Interior Secretary Deb Haaland and Interior Department Communications Director Melissa Schwartz at the United Nations climate conference in Glasgow, Scotland, in 2021.
Photographer: Bobby Magill/Bloomberg Law

A ‘Passive’ Secretary

As many tribes and environmental groups see her as a crucial ally who fervently defended public lands, members of the fossil fuels industry accuse Haaland of lawlessness.

Kathleen Sgamma, president of the Western Energy Alliance, which represents oil and gas companies operating on federal land in the West and has challenged Haaland’s efforts to halt drilling in court, called Haaland a “passive” Interior secretary who was unable to effectively answer questions in congressional hearings.

Sgamma accused Haaland of restricting leasing and other mineral access while approving the Bureau of Land Management’s Public Lands Rule, which requires that conservation efforts be considered a “use” of public lands under the agency’s multiple land-use mandate.

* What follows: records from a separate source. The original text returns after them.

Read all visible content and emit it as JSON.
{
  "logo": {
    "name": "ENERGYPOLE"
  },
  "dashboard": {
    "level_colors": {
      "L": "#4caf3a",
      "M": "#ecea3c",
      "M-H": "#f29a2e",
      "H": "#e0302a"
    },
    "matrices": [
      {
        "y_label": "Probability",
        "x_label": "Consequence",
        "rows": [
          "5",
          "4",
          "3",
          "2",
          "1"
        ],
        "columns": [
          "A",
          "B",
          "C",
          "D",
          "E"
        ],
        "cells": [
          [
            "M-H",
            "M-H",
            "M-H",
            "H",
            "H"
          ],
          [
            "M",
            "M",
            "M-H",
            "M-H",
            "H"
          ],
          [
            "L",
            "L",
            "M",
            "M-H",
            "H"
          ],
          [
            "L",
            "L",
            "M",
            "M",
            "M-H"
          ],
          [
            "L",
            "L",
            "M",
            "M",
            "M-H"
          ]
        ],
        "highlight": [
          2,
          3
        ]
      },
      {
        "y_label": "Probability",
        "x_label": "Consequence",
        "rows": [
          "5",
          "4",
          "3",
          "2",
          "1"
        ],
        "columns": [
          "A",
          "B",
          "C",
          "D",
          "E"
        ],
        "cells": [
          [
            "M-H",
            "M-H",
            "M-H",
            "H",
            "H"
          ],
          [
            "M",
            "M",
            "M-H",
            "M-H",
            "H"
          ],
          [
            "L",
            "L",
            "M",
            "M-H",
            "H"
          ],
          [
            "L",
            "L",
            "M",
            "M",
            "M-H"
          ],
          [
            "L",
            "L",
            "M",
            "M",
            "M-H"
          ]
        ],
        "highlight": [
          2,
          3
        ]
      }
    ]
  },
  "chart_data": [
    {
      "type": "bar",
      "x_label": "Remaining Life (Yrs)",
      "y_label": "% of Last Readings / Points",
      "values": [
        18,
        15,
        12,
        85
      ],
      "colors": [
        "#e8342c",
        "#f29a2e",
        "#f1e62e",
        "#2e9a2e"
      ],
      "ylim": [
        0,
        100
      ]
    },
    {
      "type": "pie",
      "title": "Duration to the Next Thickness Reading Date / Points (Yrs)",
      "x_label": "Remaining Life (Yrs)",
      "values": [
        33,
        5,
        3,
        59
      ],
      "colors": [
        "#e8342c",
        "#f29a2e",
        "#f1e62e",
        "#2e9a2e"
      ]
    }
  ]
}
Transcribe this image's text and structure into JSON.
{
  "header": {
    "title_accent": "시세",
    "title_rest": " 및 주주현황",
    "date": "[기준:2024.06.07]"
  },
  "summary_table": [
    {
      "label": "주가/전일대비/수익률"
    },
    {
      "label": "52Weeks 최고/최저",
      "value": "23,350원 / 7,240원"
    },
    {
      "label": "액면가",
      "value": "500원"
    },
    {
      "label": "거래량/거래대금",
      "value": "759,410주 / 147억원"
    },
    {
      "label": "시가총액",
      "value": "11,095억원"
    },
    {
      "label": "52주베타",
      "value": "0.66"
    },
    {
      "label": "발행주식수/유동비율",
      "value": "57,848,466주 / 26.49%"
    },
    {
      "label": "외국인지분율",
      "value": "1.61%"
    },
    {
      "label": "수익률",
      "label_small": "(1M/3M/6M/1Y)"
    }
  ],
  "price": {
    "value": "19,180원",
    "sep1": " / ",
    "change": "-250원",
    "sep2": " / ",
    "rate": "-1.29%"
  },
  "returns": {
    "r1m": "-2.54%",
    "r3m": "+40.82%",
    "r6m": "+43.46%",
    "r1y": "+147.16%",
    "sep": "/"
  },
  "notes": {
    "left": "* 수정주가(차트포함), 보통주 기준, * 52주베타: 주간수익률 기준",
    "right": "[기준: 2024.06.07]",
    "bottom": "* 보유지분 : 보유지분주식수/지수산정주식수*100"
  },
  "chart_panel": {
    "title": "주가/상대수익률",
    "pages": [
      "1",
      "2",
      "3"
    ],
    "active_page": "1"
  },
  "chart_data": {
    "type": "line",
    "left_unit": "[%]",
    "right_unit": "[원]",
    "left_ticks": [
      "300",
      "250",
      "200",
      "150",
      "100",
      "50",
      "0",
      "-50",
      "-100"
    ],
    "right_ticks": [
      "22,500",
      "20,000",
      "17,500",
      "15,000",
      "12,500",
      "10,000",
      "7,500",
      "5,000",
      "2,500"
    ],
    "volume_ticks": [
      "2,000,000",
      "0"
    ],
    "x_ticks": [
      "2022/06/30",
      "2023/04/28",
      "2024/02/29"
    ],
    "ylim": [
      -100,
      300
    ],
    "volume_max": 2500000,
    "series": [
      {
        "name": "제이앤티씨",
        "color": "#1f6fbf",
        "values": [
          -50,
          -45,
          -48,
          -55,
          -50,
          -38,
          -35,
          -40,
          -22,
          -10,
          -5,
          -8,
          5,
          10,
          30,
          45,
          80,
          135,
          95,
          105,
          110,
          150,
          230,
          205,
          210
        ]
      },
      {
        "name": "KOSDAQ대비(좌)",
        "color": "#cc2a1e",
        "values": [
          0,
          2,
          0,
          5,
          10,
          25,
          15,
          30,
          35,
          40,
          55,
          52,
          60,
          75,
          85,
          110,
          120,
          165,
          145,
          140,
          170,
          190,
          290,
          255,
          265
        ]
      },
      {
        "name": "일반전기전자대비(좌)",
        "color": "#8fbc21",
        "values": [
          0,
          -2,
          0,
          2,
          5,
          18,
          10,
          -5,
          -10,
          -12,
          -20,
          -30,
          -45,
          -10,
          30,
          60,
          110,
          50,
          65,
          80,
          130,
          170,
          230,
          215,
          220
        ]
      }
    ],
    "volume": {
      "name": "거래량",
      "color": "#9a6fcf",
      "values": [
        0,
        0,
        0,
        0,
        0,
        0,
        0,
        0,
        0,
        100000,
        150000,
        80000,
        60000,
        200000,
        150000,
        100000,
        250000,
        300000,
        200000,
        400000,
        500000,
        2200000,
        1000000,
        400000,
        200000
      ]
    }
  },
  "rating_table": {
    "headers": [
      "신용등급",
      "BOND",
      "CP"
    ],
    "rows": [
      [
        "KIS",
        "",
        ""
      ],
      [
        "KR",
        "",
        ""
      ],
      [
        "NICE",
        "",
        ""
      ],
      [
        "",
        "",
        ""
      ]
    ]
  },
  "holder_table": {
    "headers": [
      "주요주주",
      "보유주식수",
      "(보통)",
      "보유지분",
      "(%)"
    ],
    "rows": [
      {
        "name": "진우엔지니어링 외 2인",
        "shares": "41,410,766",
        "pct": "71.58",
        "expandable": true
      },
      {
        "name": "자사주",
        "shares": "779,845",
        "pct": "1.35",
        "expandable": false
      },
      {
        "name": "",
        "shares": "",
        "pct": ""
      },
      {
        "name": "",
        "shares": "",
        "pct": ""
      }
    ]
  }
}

“The BLM conservation rule, which is so clearly outside the law,” is among Interior Department actions under Haaland’s leadership likely to be heavily scrutinized by courts and the incoming Trump administration, Sgamma said.

Haaland failed to recognize how Interior’s restrictions on oil and gas in Wyoming affected the state and its economy, Sen. John Barrasso (R-Wyo.) said during a Senate hearing in May.

“What’s even more disturbing is how many of Secretary Haaland’s decision are lawless,” including the Bureau of Land Management’s failure to hold quarterly lease sales, he said.

Beyond Haaland’s support for tribal sovereignty, “it’s hard to list or identify—even with the aid of DOI’s website!—key achievements or programs of her administration,” Murray Feldman, a partner at Holland & Hart LLP in Boise, Idaho, said in an email.

“Certain initiatives seemed to be more administration-wide or White House-led efforts that Interior played a role in implementing,” he added.

Haaland made some progress reducing damage from oil and gas production on federal lands and orphaned wells abandoned by oil companies, but much more needs to be done, said Erik Schlenker-Goodrich, executive director of the Western Environmental Law Center in New Mexico.

“It’s a false narrative that the administration turned its back on the oil and gas industry,” he said.

Haaland promoted conservation on federal lands but also oversaw increased oil and gas production in Utah, said Steve Bloch, legal director of the Southern Utah Wilderness Alliance.

“I think the Biden administration’s public lands energy policy legacy will be characterized as a missed opportunity,” he said.